Comment réagit la société philippine?

Je suis assez frappé par la faiblesse de la société civile. Si je compare avec ce qui se passe à Hong Kong, où les gens vont dans les rues malgré les difficultés et les lois qui se renforcent, ici aux Philippines, où il y a beaucoup de pauvreté, beaucoup d’injustices, il n’y a pas de révolte: on supporte les choses. Souvent on dit qu’il y a de la résilience, etc. Je crains aussi que ce soit une très grande peur, une mentalité, une culture, qui est pour moi un peu incompréhensible de ce côté-là.

D’après vous, sur quoi faut-il s’appuyer aujourd’hui pour traverser ces difficultés?

C’est un grand travail d’éducation et de pédagogie qui est nécessaire. Le problème, c’est que cela prend du temps et il n’y aura pas d’effet d’immédiat.

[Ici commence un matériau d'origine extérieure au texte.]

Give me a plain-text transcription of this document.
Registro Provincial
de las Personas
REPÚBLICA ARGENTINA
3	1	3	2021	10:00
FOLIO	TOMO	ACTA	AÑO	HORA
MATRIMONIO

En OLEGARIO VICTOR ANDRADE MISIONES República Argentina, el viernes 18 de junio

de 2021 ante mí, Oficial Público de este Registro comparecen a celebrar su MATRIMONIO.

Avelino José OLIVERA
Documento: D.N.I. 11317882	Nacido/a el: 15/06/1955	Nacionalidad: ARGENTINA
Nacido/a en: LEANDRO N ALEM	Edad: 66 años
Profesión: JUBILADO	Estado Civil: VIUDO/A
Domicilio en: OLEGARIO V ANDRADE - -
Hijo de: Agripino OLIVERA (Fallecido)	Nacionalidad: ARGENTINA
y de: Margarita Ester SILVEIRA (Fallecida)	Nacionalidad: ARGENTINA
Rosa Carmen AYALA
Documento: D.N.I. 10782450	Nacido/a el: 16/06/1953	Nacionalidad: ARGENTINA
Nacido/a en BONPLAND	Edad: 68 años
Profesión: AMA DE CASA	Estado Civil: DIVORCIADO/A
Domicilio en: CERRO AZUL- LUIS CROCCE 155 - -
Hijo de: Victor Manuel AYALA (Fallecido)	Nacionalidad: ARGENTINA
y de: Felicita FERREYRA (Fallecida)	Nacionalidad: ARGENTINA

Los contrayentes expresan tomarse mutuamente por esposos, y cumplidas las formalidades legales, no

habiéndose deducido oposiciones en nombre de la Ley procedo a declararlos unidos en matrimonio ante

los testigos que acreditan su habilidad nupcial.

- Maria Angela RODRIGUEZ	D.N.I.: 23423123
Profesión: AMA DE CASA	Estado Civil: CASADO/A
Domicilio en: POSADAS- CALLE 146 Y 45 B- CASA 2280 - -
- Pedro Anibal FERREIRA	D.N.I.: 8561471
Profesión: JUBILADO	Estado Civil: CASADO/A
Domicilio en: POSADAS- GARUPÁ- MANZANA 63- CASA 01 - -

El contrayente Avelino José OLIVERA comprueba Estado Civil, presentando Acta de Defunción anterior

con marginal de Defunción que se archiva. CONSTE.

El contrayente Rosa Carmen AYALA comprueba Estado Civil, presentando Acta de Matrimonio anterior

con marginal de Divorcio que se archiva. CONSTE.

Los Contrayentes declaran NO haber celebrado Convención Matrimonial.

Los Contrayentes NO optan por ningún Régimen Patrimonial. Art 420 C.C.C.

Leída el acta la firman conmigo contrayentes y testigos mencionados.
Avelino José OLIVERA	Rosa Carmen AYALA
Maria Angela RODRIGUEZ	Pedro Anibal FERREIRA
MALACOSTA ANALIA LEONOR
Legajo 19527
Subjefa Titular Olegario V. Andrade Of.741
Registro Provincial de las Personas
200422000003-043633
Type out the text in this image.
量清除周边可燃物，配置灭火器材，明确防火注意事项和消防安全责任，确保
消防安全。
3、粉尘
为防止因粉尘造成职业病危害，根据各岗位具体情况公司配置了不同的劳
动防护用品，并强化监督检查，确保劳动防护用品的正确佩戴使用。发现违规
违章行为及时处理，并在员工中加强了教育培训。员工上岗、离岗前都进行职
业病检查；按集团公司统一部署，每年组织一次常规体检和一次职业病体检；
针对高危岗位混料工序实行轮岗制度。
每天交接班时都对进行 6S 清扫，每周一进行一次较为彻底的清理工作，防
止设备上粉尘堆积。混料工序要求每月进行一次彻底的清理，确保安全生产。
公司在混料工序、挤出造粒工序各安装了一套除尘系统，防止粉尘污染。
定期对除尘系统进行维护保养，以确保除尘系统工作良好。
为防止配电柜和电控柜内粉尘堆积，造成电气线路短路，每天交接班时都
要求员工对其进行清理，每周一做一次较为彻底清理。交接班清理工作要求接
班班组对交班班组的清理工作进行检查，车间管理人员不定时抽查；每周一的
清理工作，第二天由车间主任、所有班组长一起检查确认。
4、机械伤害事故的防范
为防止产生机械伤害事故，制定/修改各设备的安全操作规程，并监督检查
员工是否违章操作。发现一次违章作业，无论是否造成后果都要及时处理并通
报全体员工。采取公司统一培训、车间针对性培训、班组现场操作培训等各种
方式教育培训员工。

Je dis à certains: «Dans deux ans, il y a une élection présidentielle, il faut que vous prévoyiez les choses, comment expliquer aux gens ce qui s’est passé, mettre des programmes en place, etc.» Il y a aussi un travail politique à mettre en œuvre: comment peut-on faire dans une démocratie, pour que les choses se passent mieux? C’est donc un travail d’éducation, et puis, comme on est en Église, et comme le disent les évêques: il faut beaucoup prier.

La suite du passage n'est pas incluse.